Not sure if this helps...

You guys like to complicate everything.

Just translate the winch RPMs to tow speed. Works for every glider.

SteveMann:
You guys like to complicate everything.

Just translate the winch RPMs to tow speed. Works for every glider.

Fairly certain that is how it is already done.

Yup...checked wiki....

Gliders are often launched using a stationary ground-based winch mounted on a heavy vehicle.[31] This method is widely used at many European clubs, often in addition to an aerotow service. The engine is usually powered by LPG, petrol or diesel, though hydraulic fluid engines and electrical motors are also used. The winch pulls in a 1,000 to 2,500-metre (3,000 to 7,500 ft) cable, made of high-tensile steel wire or a synthetic fiber, attached to the glider. The cable is released at a height of about 35% of the cable length after a short, steep ride

Apart from that,any pilot worth their salt will tell you a quick glance at the common guages is an important part of any takeoff or landing.
The last thing one needs is to be trying to figure out what some add on guage is supposed to read or be doing.

luka0:
\our club would have great benefit if glider towing winch operator would know the airspeed of the glider in a tow.

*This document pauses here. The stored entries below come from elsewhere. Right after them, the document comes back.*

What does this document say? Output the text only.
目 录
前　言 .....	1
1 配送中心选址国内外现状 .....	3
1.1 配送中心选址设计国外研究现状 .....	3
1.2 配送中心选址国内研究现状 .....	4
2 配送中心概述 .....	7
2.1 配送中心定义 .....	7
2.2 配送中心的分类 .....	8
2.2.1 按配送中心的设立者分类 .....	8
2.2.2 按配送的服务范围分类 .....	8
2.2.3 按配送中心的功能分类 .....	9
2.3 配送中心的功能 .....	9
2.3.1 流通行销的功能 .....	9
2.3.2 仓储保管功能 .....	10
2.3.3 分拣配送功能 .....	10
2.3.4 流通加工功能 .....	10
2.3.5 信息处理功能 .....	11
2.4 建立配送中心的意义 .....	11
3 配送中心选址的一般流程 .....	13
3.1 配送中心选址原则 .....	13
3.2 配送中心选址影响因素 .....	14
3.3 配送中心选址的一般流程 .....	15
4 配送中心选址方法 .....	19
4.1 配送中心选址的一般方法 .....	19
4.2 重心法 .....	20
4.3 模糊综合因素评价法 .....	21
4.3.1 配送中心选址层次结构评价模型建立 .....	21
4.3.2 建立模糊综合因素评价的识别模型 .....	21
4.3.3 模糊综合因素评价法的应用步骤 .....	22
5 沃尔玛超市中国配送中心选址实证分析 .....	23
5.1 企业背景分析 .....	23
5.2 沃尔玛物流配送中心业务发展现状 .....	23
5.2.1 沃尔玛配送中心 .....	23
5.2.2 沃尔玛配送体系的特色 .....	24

This suggests that you intend to use the project for actual flight operations.

That has all kinds of legal and liability issues - possibly the most important issue is that if it goes wrong, it's you that did it. That alone is a good reason to buy commercial, certified products for potentially dangerous operations. If the sensor fails and the glider crashes, you can sleep well knowing you did the right thing when you picked and installed the commercial sensor.

luka0:
This is just additional gadget

This, and more of your comments, suggest it's just an extra that is irrelevant to the operation.

If it is so beneficial for the winch operator to know the air speed of whatever they're towing, why don't they know it now? How do they now operate their winch in a safe and effective manner?

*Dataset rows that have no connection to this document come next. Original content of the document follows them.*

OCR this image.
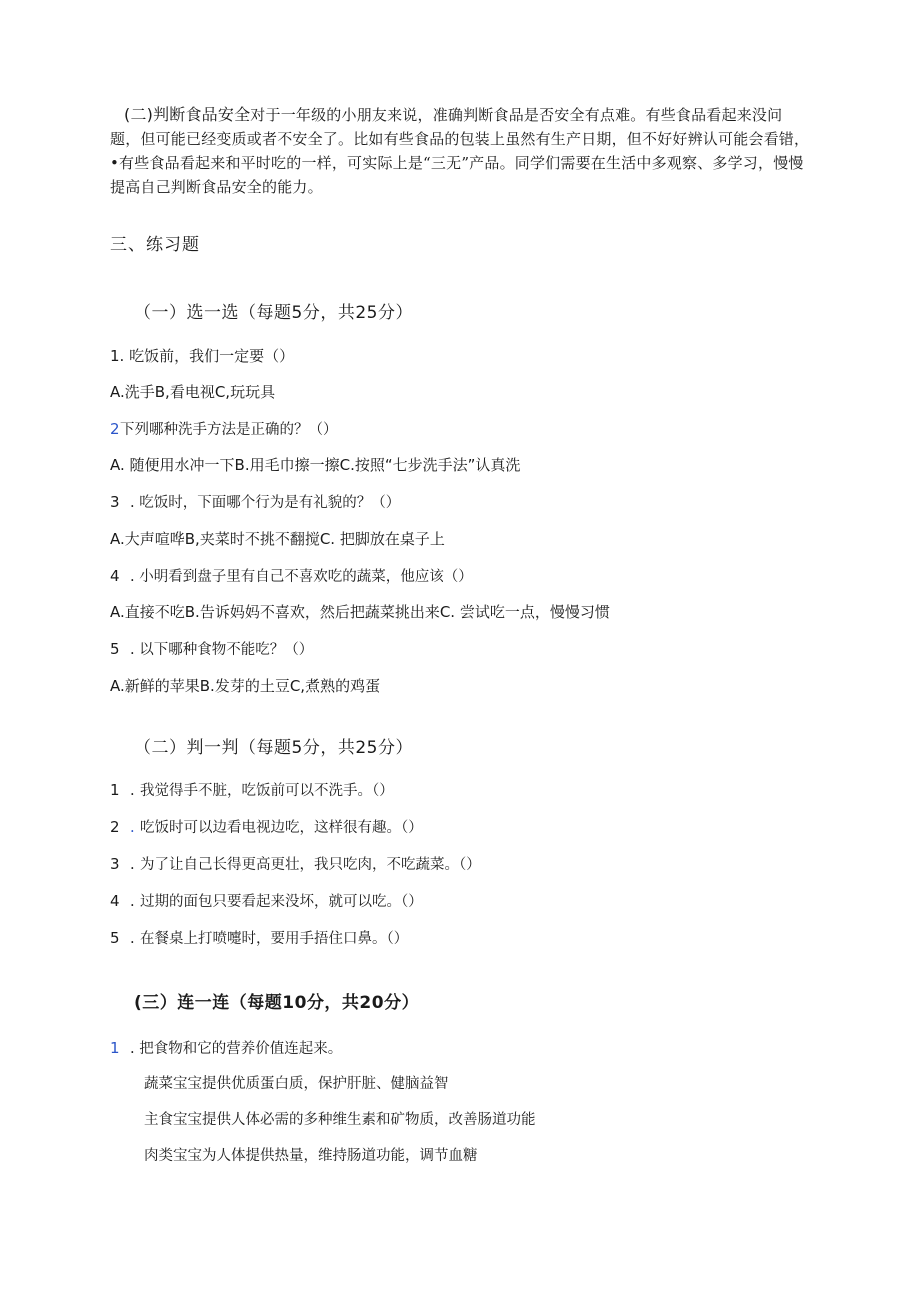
(二)判断食品安全对于一年级的小朋友来说，准确判断食品是否安全有点难。有些食品看起来没问题，但可能已经变质或者不安全了。比如有些食品的包装上虽然有生产日期，但不好好辨认可能会看错，•有些食品看起来和平时吃的一样，可实际上是“三无”产品。同学们需要在生活中多观察、多学习，慢慢提高自己判断食品安全的能力。
三、练习题
（一）选一选（每题5分，共25分）
1. 吃饭前，我们一定要（）
A.洗手B,看电视C,玩玩具
2下列哪种洗手方法是正确的？（）
A. 随便用水冲一下B.用毛巾擦一擦C.按照“七步洗手法”认真洗
3 . 吃饭时，下面哪个行为是有礼貌的？（）
A.大声喧哗B,夹菜时不挑不翻搅C. 把脚放在桌子上
4 . 小明看到盘子里有自己不喜欢吃的蔬菜，他应该（）
A.直接不吃B.告诉妈妈不喜欢，然后把蔬菜挑出来C. 尝试吃一点，慢慢习惯
5 . 以下哪种食物不能吃？（）
A.新鲜的苹果B.发芽的土豆C,煮熟的鸡蛋
（二）判一判（每题5分，共25分）
1 . 我觉得手不脏，吃饭前可以不洗手。（）
2 . 吃饭时可以边看电视边吃，这样很有趣。（）
3 . 为了让自己长得更高更壮，我只吃肉，不吃蔬菜。（）
4 . 过期的面包只要看起来没坏，就可以吃。（）
5 . 在餐桌上打喷嚏时，要用手捂住口鼻。（）
(三）连一连（每题10分，共20分）
1 . 把食物和它的营养价值连起来。
蔬菜宝宝提供优质蛋白质，保护肝脏、健脑益智
主食宝宝提供人体必需的多种维生素和矿物质，改善肠道功能
肉类宝宝为人体提供热量，维持肠道功能，调节血糖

I can understand lots of little gadgets that you may want to add to an aircraft, that are not used for actual flight operations, and are thus perfectly legal. Such as a GPS location/altitude logger, or other additional sensors such as an air speed sensor (as long as it can be mounted to the aircraft in a proper way) that you just log to look back at your flight data after you land for your own entertainment. That is the kind of gadget you should be looking to build.

SteveMann:
Just translate the winch RPMs to tow speed. Works for every glider.

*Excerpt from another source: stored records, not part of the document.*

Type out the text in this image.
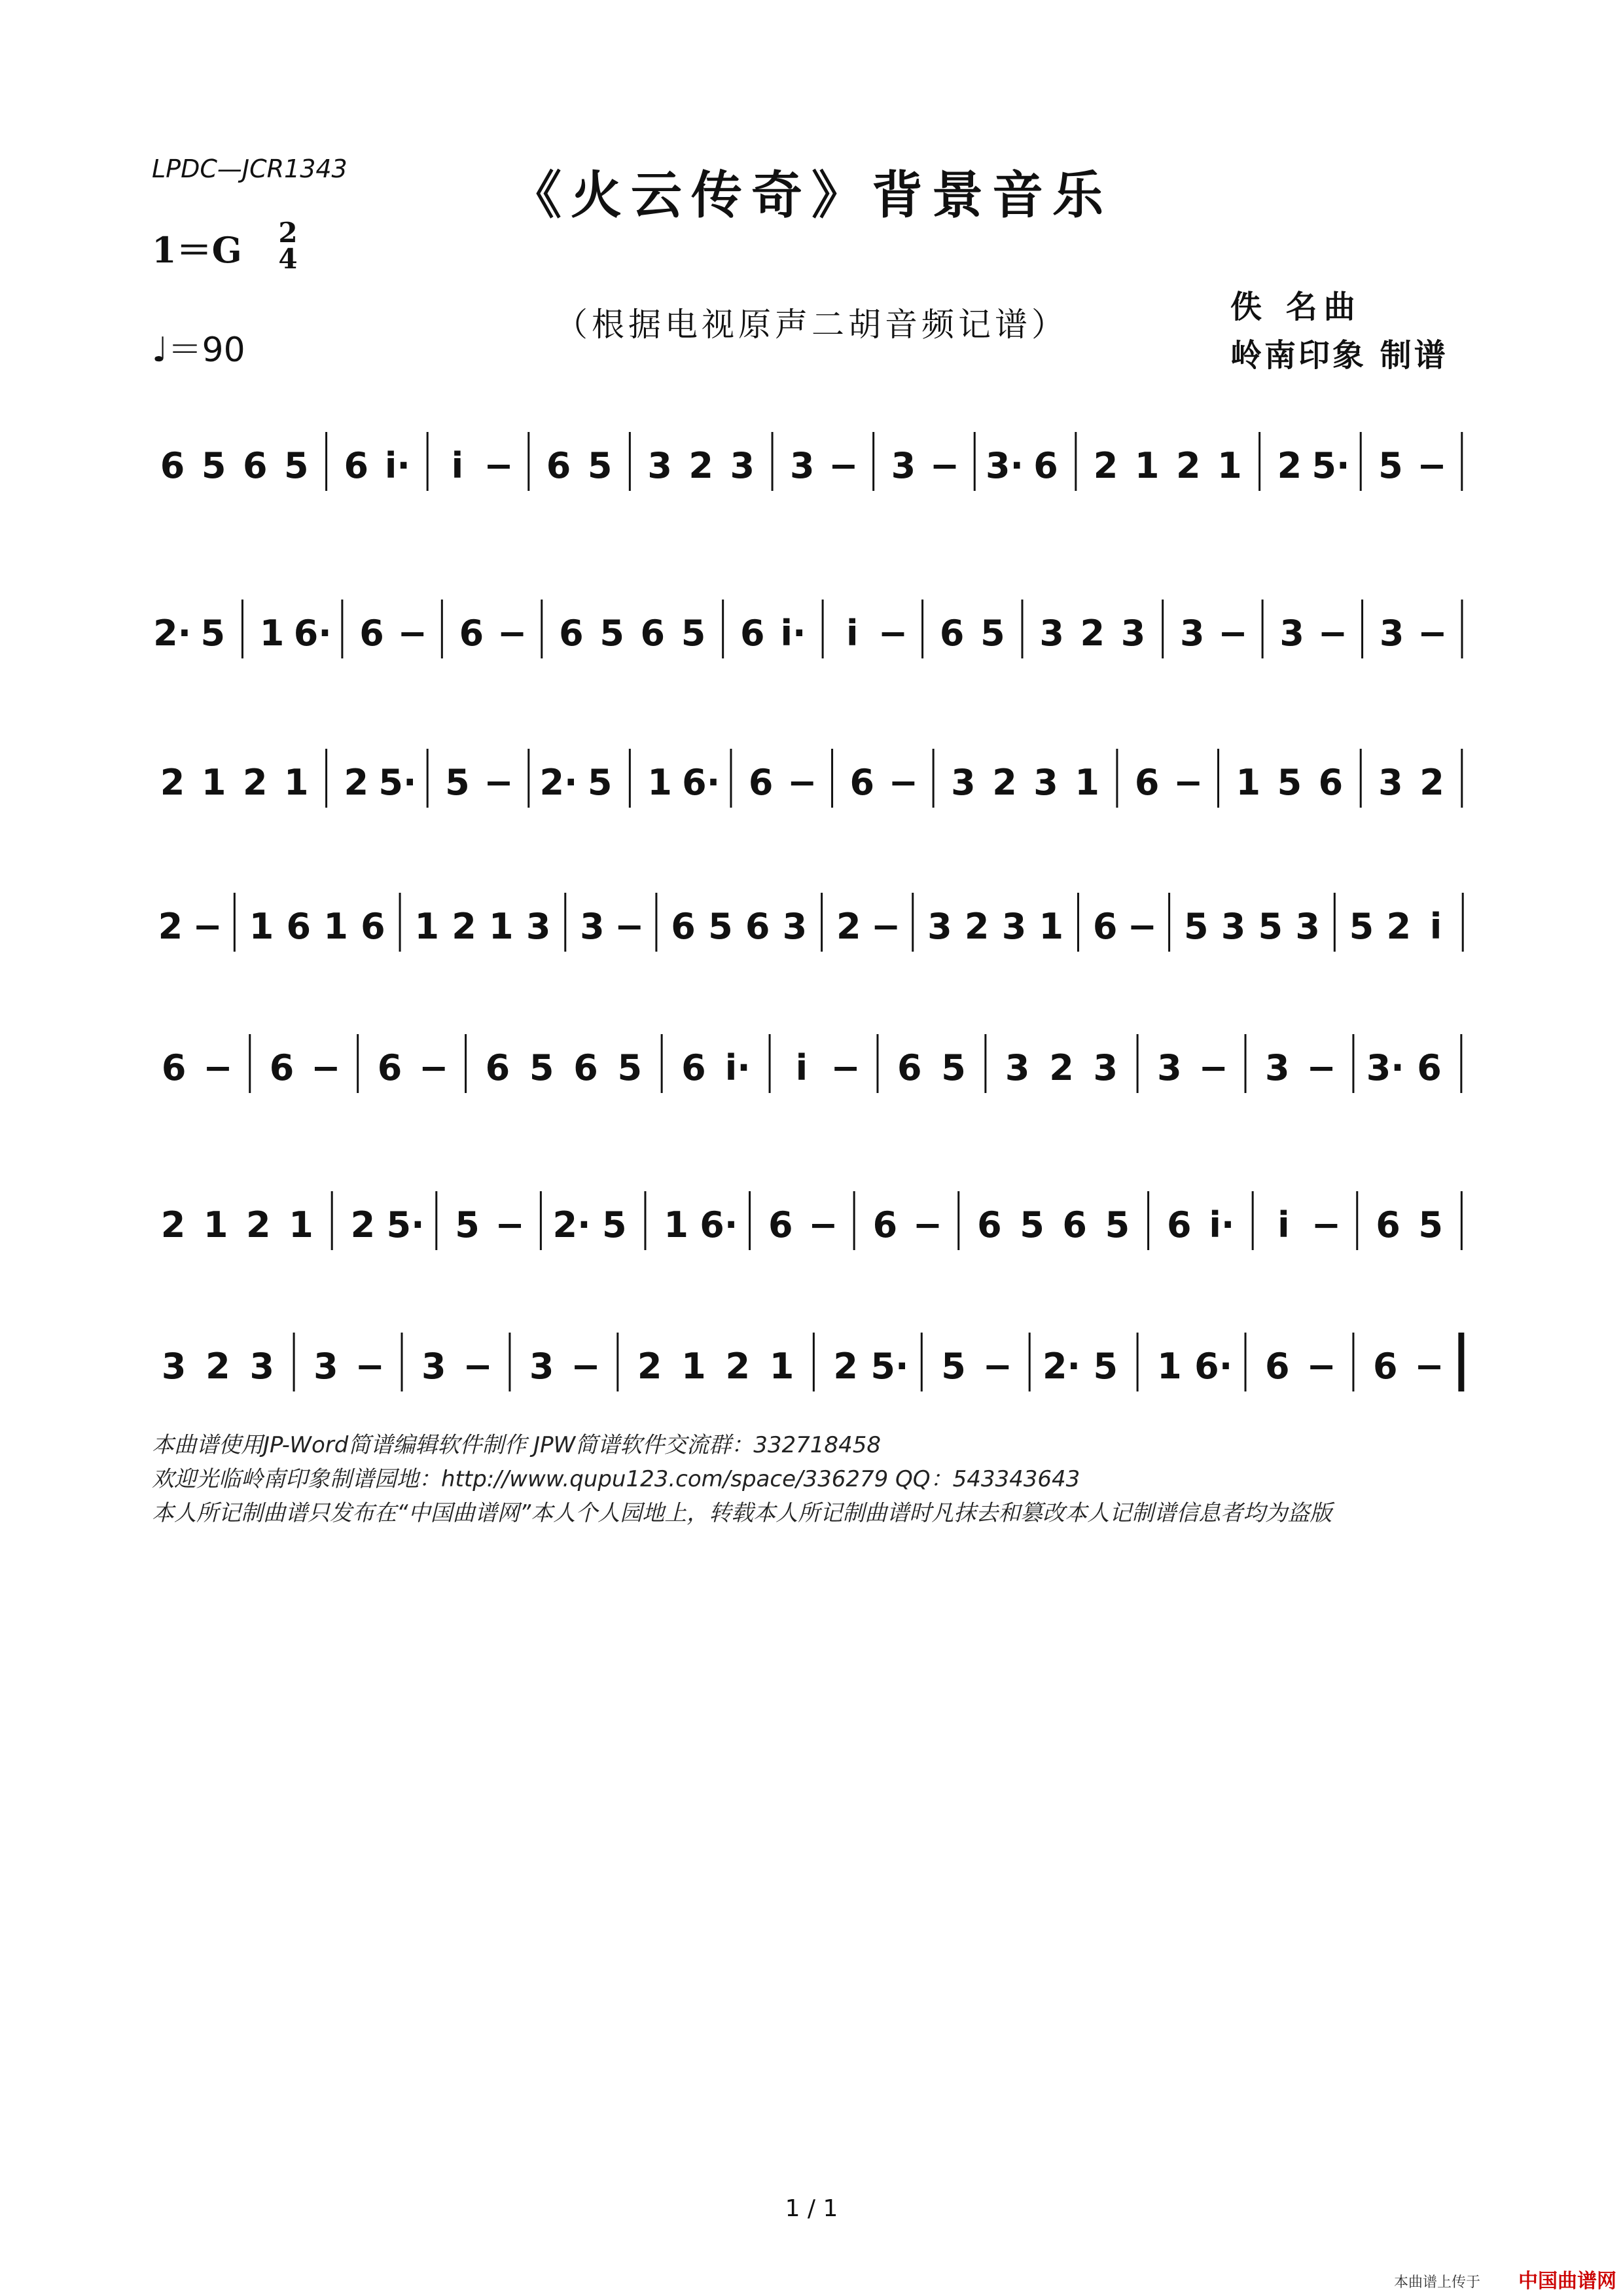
LPDC—JCR1343	《火云传奇》背景音乐
1＝G 2
4
♩＝90
（根据电视原声二胡音频记谱）	佚 名曲
岭南印象 制谱
6 5 6 5 6 i· i − 6 5 3 2 3 3 − 3 − 3· 6 2 1 2 1 2 5· 5 −
2· 5 1 6· 6 − 6 − 6 5 6 5 6 i· i − 6 5 3 2 3 3 − 3 − 3 −
2 1 2 1 2 5· 5 − 2· 5 1 6· 6 − 6 − 3 2 3 1 6 − 1 5 6 3 2
2 − 1 6 1 6 1 2 1 3 3 − 6 5 6 3 2 − 3 2 3 1 6 − 5 3 5 3 5 2 i
6 − 6 − 6 − 6 5 6 5 6 i· i − 6 5 3 2 3 3 − 3 − 3· 6
2 1 2 1 2 5· 5 − 2· 5 1 6· 6 − 6 − 6 5 6 5 6 i· i − 6 5
3 2 3 3 − 3 − 3 − 2 1 2 1 2 5· 5 − 2· 5 1 6· 6 − 6 −
本曲谱使用JP-Word简谱编辑软件制作 JPW简谱软件交流群：332718458
欢迎光临岭南印象制谱园地：http://www.qupu123.com/space/336279 QQ：543343643
本人所记制曲谱只发布在“中国曲谱网”本人个人园地上，转载本人所记制曲谱时凡抹去和篡改本人记制谱信息者均为盗版
1 / 1
本曲谱上传于 中国曲谱网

At first, yes. Later, when the plane has gained altitude.... Plot the figure and check the arithmetics when 35% of the wire is home on the drum.

Nevertheless, for me it's out of question to support a person new to electronics/programming to even think of it.
No club puts an unexperienced newbie to run the winch......

Radio communications are used for winch operating, and it is always going to be primary. Only benefit of this new gauge would be less radio communication - a bit relief on frequency.